Posey, whose contract includes a $3 million buyout, helped lead the Giants to a franchise-record 107 wins and their first National League West title since 2012 by playing regularly down the stretch as he demonstrated his health and durability.
He batted .304 with 18 homers and 56 RBIs, showing his surgically repaired right hip had finally regained full strength three years after the operation. Posey would be one of six players in the divisional era to hit .300 or better in his final MLB season, according to ESPN Stats & Information research.
The 2010 NL Rookie of the Year, Posey came back from a devastating season-ending leg injury in 2011 to win NL MVP the following year.

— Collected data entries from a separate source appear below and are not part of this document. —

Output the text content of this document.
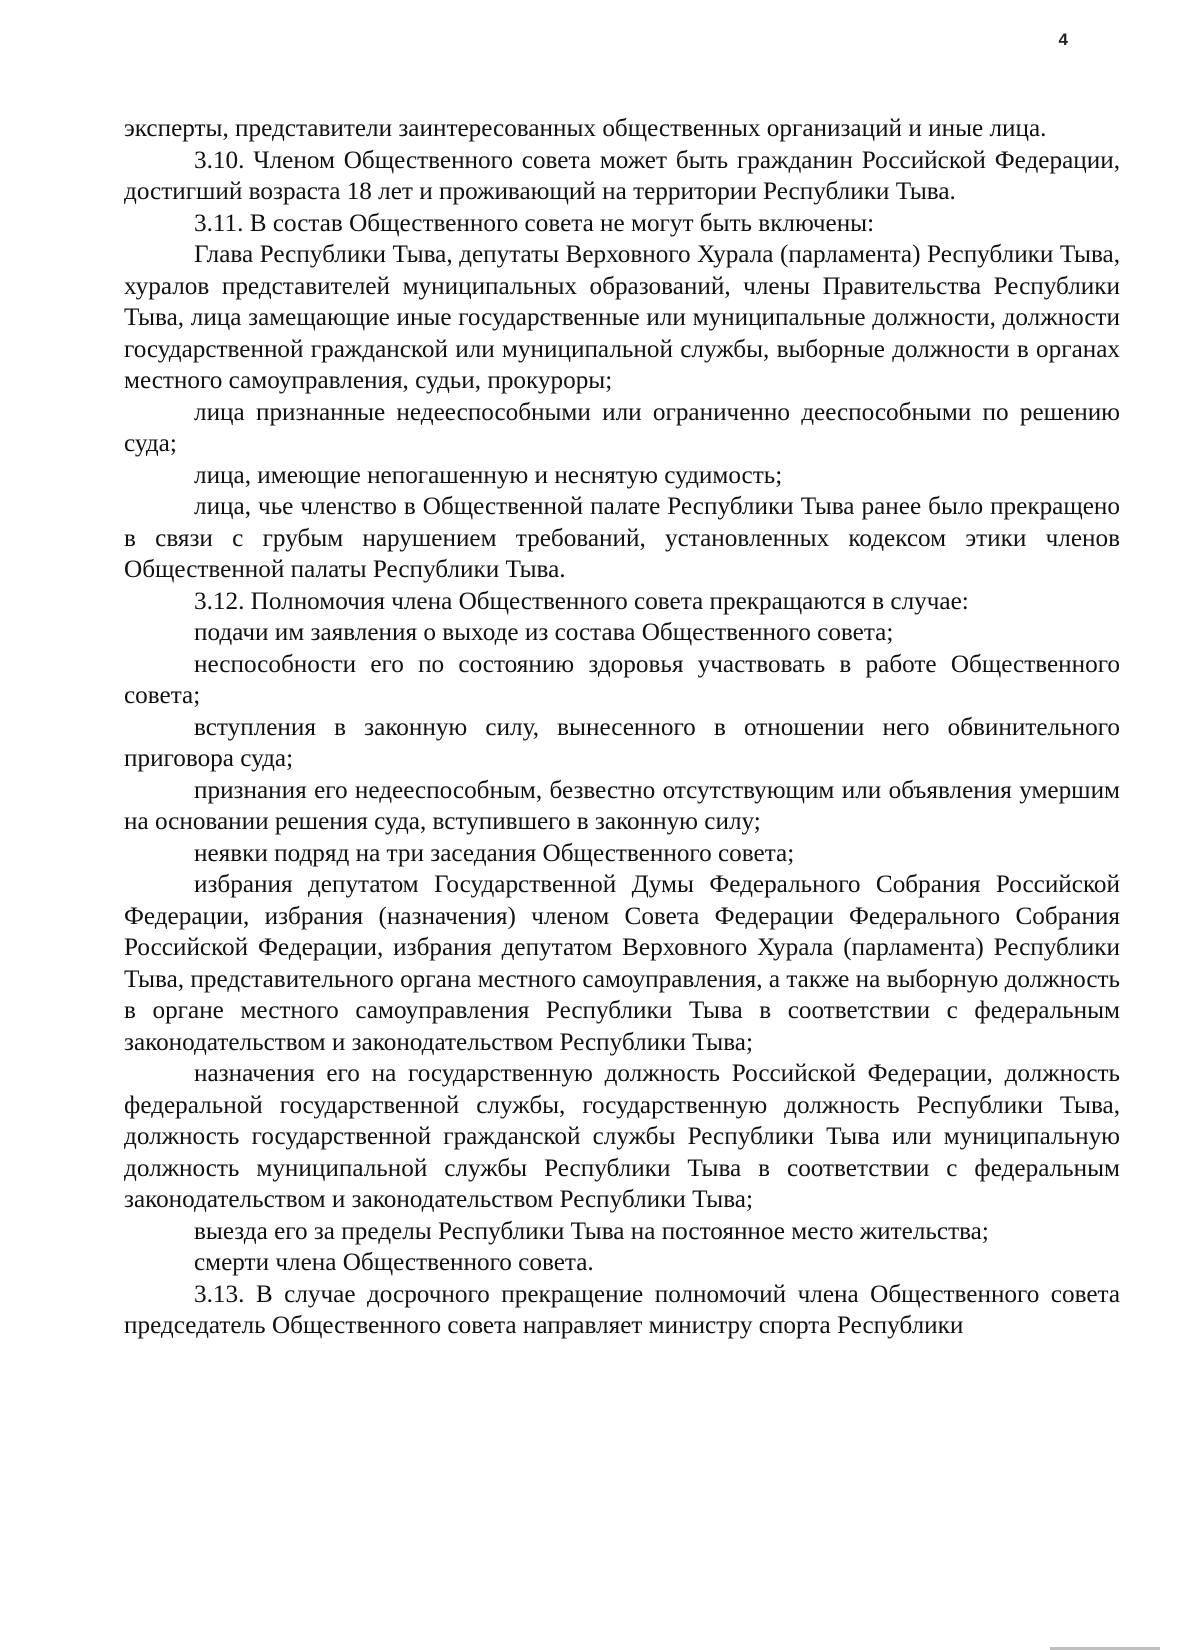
4

эксперты, представители заинтересованных общественных организаций и иные лица.

3.10. Членом Общественного совета может быть гражданин Российской Федерации, достигший возраста 18 лет и проживающий на территории Республики Тыва.

3.11. В состав Общественного совета не могут быть включены:

Глава Республики Тыва, депутаты Верховного Хурала (парламента) Республики Тыва, хуралов представителей муниципальных образований, члены Правительства Республики Тыва, лица замещающие иные государственные или муниципальные должности, должности государственной гражданской или муниципальной службы, выборные должности в органах местного самоуправления, судьи, прокуроры;

лица признанные недееспособными или ограниченно дееспособными по решению суда;

лица, имеющие непогашенную и неснятую судимость;

лица, чье членство в Общественной палате Республики Тыва ранее было прекращено в связи с грубым нарушением требований, установленных кодексом этики членов Общественной палаты Республики Тыва.

3.12. Полномочия члена Общественного совета прекращаются в случае:

подачи им заявления о выходе из состава Общественного совета;

неспособности его по состоянию здоровья участвовать в работе Общественного совета;

вступления в законную силу, вынесенного в отношении него обвинительного приговора суда;

признания его недееспособным, безвестно отсутствующим или объявления умершим на основании решения суда, вступившего в законную силу;

неявки подряд на три заседания Общественного совета;

избрания депутатом Государственной Думы Федерального Собрания Российской Федерации, избрания (назначения) членом Совета Федерации Федерального Собрания Российской Федерации, избрания депутатом Верховного Хурала (парламента) Республики Тыва, представительного органа местного самоуправления, а также на выборную должность в органе местного самоуправления Республики Тыва в соответствии с федеральным законодательством и законодательством Республики Тыва;

назначения его на государственную должность Российской Федерации, должность федеральной государственной службы, государственную должность Республики Тыва, должность государственной гражданской службы Республики Тыва или муниципальную должность муниципальной службы Республики Тыва в соответствии с федеральным законодательством и законодательством Республики Тыва;

выезда его за пределы Республики Тыва на постоянное место жительства;

смерти члена Общественного совета.

3.13. В случае досрочного прекращение полномочий члена Общественного совета председатель Общественного совета направляет министру спорта Республики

He tore three ligaments in his left ankle and broke a bone in the lower leg when he was run over by the Marlins’ Scott Cousins on May 25, 2011. Posey responded by winning the 2012 batting crown and MVP honors while leading the Giants to a second World Series championship in a three-year span.
Posey advocated for rules to better protect against home-plate collisions to avoid injuries for both catchers and baserunners alike.
“I try to keep myself out of the conversation as much as I can because I know people are going to connect me to it regardless,” Posey said in January 2014. “I’m just kind of sitting back and letting the higher powers hammer it out. I have my thoughts but I’ll keep them to myself.”
Posey was selected by the Giants fifth overall in the first round of the 2008 draft out of Florida State, where in May 2008 he played all nine fielding positions in the same game.
“Buster Posey hangs ’em up. What an incredible career for a lifelong Giant,” former Oakland Athletics left-hander Dallas Braden wrote on Twitter. “The statue is already being built.”
Posey is a lifetime .302 hitter, making him one of six catchers in major league history to start 1,000 games at catcher and have a lifetime batting average of .300 or greater (pending inclusion of Negro League statistics).
The Associated Press contributed to this report.